PENERAPAN BAGI GEREJA
Bila “Pesan-pesan terakhir” Yesus yang disampaikan Yohanes itu berisikan pengutusan dan perutusan sebesar itu, bagaimana penerapannya bagi orang biasa yang hidup di zaman ini? Kan sudah lama kita sadar wahana kehidupan kita tidak intrinsik buruk, malah jadi kalangan yang bisa makin memanusiakan – eh – menyosialisasikan gereja, kalau kata itu belum terlalu menggelembung kena inflasi di Indonesia. (Atau malah sudah gembos?)

Peneliti teks dan pengintip makna seperti saya tidak bisa bicara mengenai kenyataan sehari-hari seperti orang lapangan. Namun demikian saya melihat pengutusan dan perutusan murid-murid bukan sebagai panggilan agar menjauhi dunia, seburuk apapun, melainkan untuk mencarinya dan mengajaknya bicara. Lambat laun nanti dunia yang macam apapun itu akan mulai samar-samar mendengar suara Penolong yang tinggal dalam diri murid-murid atau siapa saja yang merasa jadi murid Yesus. Banyak dari mereka saya lihat jadi pendidik, entah di ruang kelas atau di masyarakat. Pendidik seperti ini bahkan akan belajar banyak dari keanekaragaman masyarakat yang diterjuni. Dan dalam dialog seperti itu akan tercipta keadaan yang baru yang dapat menjadi alternatif “dunia” lama yang kacau karena kegelapan.

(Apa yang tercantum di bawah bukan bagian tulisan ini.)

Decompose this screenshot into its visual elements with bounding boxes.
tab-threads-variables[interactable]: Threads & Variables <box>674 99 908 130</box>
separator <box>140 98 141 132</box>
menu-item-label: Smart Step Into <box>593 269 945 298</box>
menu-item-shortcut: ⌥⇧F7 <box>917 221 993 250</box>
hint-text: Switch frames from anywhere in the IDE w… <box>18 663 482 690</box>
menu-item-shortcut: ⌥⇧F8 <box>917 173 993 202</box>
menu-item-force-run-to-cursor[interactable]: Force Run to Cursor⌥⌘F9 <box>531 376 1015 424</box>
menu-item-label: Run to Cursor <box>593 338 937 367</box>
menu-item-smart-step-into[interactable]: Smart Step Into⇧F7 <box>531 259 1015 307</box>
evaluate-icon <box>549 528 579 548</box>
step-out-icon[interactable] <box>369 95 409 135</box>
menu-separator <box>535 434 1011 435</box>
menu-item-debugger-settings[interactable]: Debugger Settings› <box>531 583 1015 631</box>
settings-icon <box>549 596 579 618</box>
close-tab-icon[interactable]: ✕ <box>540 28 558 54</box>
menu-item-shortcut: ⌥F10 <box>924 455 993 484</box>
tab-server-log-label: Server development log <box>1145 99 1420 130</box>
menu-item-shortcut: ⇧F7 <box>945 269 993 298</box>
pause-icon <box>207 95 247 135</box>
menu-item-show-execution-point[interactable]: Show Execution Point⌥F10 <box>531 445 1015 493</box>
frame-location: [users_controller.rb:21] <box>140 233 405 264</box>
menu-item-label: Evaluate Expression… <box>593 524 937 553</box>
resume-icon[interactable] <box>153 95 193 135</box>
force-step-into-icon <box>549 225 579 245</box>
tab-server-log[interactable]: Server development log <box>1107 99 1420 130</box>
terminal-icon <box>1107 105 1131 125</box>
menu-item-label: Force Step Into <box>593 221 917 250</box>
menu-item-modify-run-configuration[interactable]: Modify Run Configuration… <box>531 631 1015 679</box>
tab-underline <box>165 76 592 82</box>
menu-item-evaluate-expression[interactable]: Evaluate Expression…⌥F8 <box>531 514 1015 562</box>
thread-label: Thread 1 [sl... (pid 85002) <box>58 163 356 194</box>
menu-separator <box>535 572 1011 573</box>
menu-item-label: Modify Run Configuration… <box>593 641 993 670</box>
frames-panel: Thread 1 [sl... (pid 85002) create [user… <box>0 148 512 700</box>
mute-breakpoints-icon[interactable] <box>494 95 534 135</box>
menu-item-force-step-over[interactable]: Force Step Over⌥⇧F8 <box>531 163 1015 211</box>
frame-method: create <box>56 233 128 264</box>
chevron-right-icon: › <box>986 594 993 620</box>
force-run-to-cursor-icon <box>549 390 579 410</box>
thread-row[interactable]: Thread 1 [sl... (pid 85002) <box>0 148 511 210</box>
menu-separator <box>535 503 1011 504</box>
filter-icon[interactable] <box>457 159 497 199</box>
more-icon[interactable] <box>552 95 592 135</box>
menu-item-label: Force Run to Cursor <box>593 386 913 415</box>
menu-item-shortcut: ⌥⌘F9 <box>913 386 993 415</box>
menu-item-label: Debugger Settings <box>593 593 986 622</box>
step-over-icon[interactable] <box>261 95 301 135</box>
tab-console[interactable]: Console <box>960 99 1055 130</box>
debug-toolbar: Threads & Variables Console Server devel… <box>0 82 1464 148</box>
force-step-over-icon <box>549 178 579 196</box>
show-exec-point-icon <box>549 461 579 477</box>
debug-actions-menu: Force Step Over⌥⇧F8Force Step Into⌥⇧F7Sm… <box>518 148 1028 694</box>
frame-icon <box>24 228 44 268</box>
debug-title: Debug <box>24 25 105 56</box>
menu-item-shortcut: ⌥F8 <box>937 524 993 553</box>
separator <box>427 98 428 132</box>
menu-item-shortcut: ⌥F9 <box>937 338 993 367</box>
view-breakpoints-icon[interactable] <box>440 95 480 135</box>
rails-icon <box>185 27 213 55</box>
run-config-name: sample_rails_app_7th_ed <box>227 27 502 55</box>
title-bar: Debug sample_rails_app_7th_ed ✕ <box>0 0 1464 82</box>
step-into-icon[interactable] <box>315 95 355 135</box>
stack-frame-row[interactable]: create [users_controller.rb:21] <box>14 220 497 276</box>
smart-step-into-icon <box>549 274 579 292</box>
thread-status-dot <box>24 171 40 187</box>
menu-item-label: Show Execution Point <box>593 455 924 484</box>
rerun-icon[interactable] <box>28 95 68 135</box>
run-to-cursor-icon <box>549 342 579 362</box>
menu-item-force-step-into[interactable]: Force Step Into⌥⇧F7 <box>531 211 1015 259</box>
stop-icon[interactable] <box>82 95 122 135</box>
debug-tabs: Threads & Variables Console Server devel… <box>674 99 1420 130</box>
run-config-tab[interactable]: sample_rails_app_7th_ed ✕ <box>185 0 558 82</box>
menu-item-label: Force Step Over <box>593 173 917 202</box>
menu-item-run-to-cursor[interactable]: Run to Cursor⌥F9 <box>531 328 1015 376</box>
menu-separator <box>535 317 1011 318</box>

Gereja akan mengubah diri menjadi kumpulan orang yang bisa berbicara dengan kekuatan-kekuatan segelap apapun dan mengajaknya berjalan ke terang.

Satu catatan lagi. Bila kita ikuti cara berpikir Oom Hans, maka hubungan dengan kebenaran itu terjadi bukan dengan meng-klaim kebenaran atau mempersaksikan diri demikian. Ini sering berakhir dengan silang pendapat. Oom Hans bicara mengenai mengasihi kebenaran, artinya membiarkan diri dengan ikhlas dirasuki kebenaran. Murid yang sampai pada taraf ini akan menikmati hadirnya Parakleetos dan memperoleh hikmat dari Roh Kebenaran.